Das war ich mit dem Insektizid; es war ein spezifisch für Textilien und auch Matratzen hergestelltes Produkt (Sanytol), das aber offensichtlich wesentlich weniger aggressiv wirkt als das von Dir verwendete, sonst könnte man's ja auch nicht für die Matratze brauchen. Ich hatte nachher keinerlei Probleme mit dem Koffer. Du hast wirklich rasend Pech gehabt - dass das Zeug auch nach dem Auswaschen und trotz des Tuches noch angreift, ist fast schon dämonisch.

Neuester Beitrag umbre Profilseite von , 26.09.2016, 21:14:48

Danke euch allen.

Soo mein neuer Koffer soll laut DHL-Sendungsverfolgung morgen ankommen.
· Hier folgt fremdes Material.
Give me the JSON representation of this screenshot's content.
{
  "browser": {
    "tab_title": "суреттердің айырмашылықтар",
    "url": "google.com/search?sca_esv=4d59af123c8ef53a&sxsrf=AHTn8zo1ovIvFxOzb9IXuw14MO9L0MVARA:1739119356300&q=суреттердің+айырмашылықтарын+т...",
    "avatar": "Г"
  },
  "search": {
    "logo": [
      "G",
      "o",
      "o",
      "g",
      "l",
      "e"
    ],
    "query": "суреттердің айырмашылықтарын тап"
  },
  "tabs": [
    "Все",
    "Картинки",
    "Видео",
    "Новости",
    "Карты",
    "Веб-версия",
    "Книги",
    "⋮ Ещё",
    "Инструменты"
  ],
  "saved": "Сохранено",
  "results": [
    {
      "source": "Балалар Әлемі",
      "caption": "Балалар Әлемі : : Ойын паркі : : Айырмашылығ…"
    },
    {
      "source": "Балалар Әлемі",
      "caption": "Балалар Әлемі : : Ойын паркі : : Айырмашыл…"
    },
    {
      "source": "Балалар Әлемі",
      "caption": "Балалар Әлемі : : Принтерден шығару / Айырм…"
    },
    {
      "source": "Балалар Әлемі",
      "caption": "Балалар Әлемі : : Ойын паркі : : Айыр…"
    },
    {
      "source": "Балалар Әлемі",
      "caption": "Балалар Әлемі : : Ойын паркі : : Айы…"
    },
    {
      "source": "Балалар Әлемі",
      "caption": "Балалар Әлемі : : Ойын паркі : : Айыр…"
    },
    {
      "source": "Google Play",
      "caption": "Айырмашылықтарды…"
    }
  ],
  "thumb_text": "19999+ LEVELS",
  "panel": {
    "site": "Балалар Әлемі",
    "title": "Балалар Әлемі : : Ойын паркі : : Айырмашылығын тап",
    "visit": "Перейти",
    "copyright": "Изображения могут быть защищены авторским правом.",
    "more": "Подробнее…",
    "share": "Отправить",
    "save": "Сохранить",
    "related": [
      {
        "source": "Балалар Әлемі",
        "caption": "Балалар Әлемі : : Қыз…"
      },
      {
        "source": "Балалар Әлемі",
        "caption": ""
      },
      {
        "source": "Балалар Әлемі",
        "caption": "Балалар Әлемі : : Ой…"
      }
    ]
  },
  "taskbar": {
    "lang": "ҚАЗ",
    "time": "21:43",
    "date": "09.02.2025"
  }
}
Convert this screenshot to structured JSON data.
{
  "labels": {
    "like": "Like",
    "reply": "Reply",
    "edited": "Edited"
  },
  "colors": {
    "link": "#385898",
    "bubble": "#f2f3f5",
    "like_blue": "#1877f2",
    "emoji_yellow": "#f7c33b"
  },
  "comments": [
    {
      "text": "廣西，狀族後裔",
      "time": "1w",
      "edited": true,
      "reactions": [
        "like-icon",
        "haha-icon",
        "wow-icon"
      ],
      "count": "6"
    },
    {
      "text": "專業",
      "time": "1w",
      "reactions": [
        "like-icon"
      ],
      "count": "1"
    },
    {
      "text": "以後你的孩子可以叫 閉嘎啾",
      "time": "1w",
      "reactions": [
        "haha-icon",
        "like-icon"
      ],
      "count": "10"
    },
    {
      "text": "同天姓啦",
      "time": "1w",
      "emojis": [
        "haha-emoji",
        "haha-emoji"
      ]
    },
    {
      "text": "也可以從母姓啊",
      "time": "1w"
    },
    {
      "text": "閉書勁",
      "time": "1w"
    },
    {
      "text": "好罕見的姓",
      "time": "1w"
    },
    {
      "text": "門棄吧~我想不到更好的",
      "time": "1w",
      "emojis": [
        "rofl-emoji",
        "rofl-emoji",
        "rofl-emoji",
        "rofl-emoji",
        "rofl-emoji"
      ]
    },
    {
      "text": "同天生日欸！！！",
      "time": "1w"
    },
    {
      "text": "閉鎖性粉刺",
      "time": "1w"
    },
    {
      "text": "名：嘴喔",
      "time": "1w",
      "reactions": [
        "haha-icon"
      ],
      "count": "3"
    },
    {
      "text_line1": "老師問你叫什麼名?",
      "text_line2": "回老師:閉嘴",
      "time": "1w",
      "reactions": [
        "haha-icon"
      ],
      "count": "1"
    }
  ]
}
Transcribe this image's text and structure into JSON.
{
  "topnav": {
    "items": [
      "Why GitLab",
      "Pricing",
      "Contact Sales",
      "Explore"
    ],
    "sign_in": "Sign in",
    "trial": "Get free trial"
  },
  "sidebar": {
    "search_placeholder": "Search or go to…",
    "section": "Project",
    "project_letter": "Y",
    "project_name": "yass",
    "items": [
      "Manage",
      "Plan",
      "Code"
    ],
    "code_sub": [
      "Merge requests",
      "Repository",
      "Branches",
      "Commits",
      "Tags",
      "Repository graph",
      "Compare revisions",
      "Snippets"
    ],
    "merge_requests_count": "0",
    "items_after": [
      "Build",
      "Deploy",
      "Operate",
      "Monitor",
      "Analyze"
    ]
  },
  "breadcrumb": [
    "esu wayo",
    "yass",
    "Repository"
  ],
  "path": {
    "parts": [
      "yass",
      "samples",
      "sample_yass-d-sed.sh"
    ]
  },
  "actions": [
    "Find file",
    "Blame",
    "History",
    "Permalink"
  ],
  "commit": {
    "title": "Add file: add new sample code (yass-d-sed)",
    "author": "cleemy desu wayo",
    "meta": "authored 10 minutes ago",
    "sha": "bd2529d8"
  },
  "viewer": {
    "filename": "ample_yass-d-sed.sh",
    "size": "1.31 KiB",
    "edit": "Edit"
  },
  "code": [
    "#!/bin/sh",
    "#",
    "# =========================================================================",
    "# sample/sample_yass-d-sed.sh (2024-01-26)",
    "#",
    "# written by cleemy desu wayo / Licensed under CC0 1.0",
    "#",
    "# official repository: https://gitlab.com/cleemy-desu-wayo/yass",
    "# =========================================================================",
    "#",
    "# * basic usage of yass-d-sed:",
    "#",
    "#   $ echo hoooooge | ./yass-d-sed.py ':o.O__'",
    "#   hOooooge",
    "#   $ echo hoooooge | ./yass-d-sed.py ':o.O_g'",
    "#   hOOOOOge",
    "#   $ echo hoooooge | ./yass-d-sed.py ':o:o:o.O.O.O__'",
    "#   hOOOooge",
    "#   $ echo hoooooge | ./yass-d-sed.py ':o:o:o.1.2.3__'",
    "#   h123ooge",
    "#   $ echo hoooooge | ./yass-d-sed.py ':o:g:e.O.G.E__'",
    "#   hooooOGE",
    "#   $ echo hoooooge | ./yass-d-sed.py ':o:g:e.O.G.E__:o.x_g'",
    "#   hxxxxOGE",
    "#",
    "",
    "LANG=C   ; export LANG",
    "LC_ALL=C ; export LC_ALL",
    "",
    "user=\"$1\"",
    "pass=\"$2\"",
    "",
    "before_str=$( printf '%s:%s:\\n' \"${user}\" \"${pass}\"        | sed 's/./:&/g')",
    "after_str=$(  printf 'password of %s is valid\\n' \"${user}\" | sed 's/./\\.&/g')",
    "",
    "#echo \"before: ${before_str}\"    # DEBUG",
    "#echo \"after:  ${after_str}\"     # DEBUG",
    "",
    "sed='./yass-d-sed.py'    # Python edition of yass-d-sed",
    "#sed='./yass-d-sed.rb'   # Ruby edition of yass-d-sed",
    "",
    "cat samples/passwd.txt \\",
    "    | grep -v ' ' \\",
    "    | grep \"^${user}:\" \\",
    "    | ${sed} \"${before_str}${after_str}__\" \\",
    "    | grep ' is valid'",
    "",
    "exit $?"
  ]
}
Ich habe jetzt mal beide Bögen in die Gefriertruhe getan. Ich hoffe mal, dass die Viecher dann wirklich alle schön tot sind. Dann muss ich den anderen Bogen nämlich erst behaaren lassen, wenn der Ersatzbogen abgespielt ist... Ist ja auch wieder eine finanzielle Investition, die man sich als Schüler nicht so einfach leisten kann >.< Ich hoffe, dass durch die Kältebehandlung der neue Koffer von Neubefall verschont bleibt.

Mein Kolophonium, das in dem Koffer war wurde auch entsorgt. Hab mir bei der Gelegenheit gleich mal ein besseres besorgt.

 

Hmm, da hatte ich mit dem Insektizid wohl einfach nur Pech gehabt... Woher sollte ich auch wissen, dass es klebt. Das was ich hatte, war jetzt für Menschen gedacht. Bzw. beide. Ich habs mit zwei unterschiedl. behandelt. Kann auch sein, dass die miteinander zu Klebstoff reagiert haben. Wie dem auch sei.

Ich finds halt nur schade, weil der Koffer (ein Gewa Maestro) doch recht teuer war und das Ding zu entsorgen tut schon bisschen weh. Ich hab mir jetzt einen günstigeren gekauft aus Sorge vor Neubefall und auch weil mir z.Zt die finanziellen Mittel dazu fehlen.